El pellizco de monja –valga el coloquialismo– de González, aludiendo al Gobierno como «el camarote de los hermanos Marx», ha hecho que a éste le nombren la madre, esto es, los crímenes de Estado de los GAL, y que los aliados de Sánchez pidan una comisión de investigación sin que el presidente diga esta boca es mía. Como tampoco fue muy allá cuando, en la fallida investidura de 2016, Iglesias hizo una referencia a la cal viva empleada para hacer desaparecer los cadáveres de los etarras Lasa y Zabala. Ante la andanada, se limitó a cubrir el expediente: «Con todos los respetos, le digo que yo me siento muy orgulloso de Felipe González».

Nada advierte que Sánchez esté dispuesto a ese giro. Por el contrario, persigue soslayar esos escollos mediante pactos cruzados que le faculten para llegar a acuerdos económicos y presupuestarios con el centro derecha sin menoscabo de su agenda política con sus socios. Al servicio de ese afán, Zapatero se ha echado al ruedo y se ha ofrecido como mediador con el PP en línea con lo que hizo con la oposición venezolana hasta que fue desenmascarado como tapado al servicio del régimen chavista, al que desde entonces no hace otra cosa que blanquearlo.
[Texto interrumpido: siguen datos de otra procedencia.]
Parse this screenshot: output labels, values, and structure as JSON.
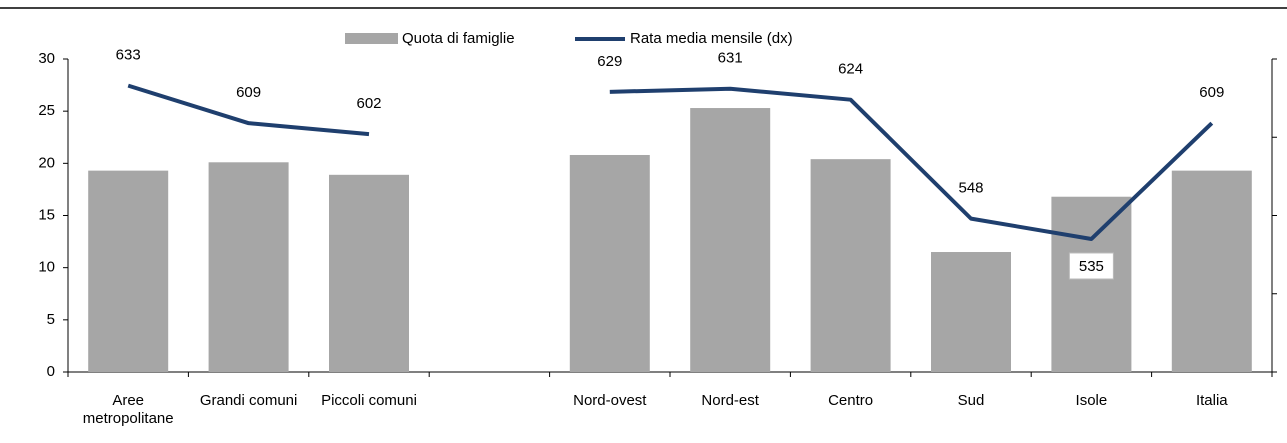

A tiro de escopeta se ve, desde luego, el engaño de quien expresa buenos deseos y ejercita malas obras al traicionar sus cejas su aparente rostro seráfico en esta España en la se estaría derribando, si la hubiera, la estatua de un Churchill recordando la actualidad de sus palabras con relación a una España republicana en la que se registraba, a su juicio, «una réplica perfecta del período de Kerenski en Rusia» con «la creciente degeneración del régimen parlamentario español y la fuerza de la revolución comunista en marcha».

Al preguntarle la escritora Eleanor Roosevelt, esposa del cuatro veces presidente de EEUU, «¿por qué no hicimos más para ayudar a los antifascistas durante la Guerra Civil?», fue tajante: «Porque a usted y a mí nos hubieran cortado la cabeza si hubieran ganado». Era una apreciación que compartían socialistas como Besteiro en aquella República sin demócratas y que González interiorizó. De ahí que, a falta de estatua propia que tirar abajo, se le aplique tanto a él como a otros artífices de la Transición y de la subsiguiente Constitución una iconoclastia en carne y hueso.

Es lo que ocurre, citando los versos de la Premio Nobel Wislawa Szymborska, que sufrió en su Polonia natal a nazis y soviéticos, cuando «aquellos que sabían/ De qué iba aquí la cosa/ Tendrán que dejar su lugar/ A los que saben poco./ Y menos que poco./ E incluso prácticamente nada./ En la hierba que cubra/ Causas y consecuencias/ Seguro que habrá alguien tumbado/ con una espiga entre los dientes/ Mirando las nubes».

No ayuda que, después del desastre causado durante su mandato, quien señalaba, como decía Ramón Gómez de la Serna, que «el mejor destino es el de supervisor de nubes acostado en una hamaca y mirando al cielo» vuelva a la escena para terminar el trabajo dejado a medias a causa de la crisis financiera de 2008.

Francisco Rosell, director de El Mundo.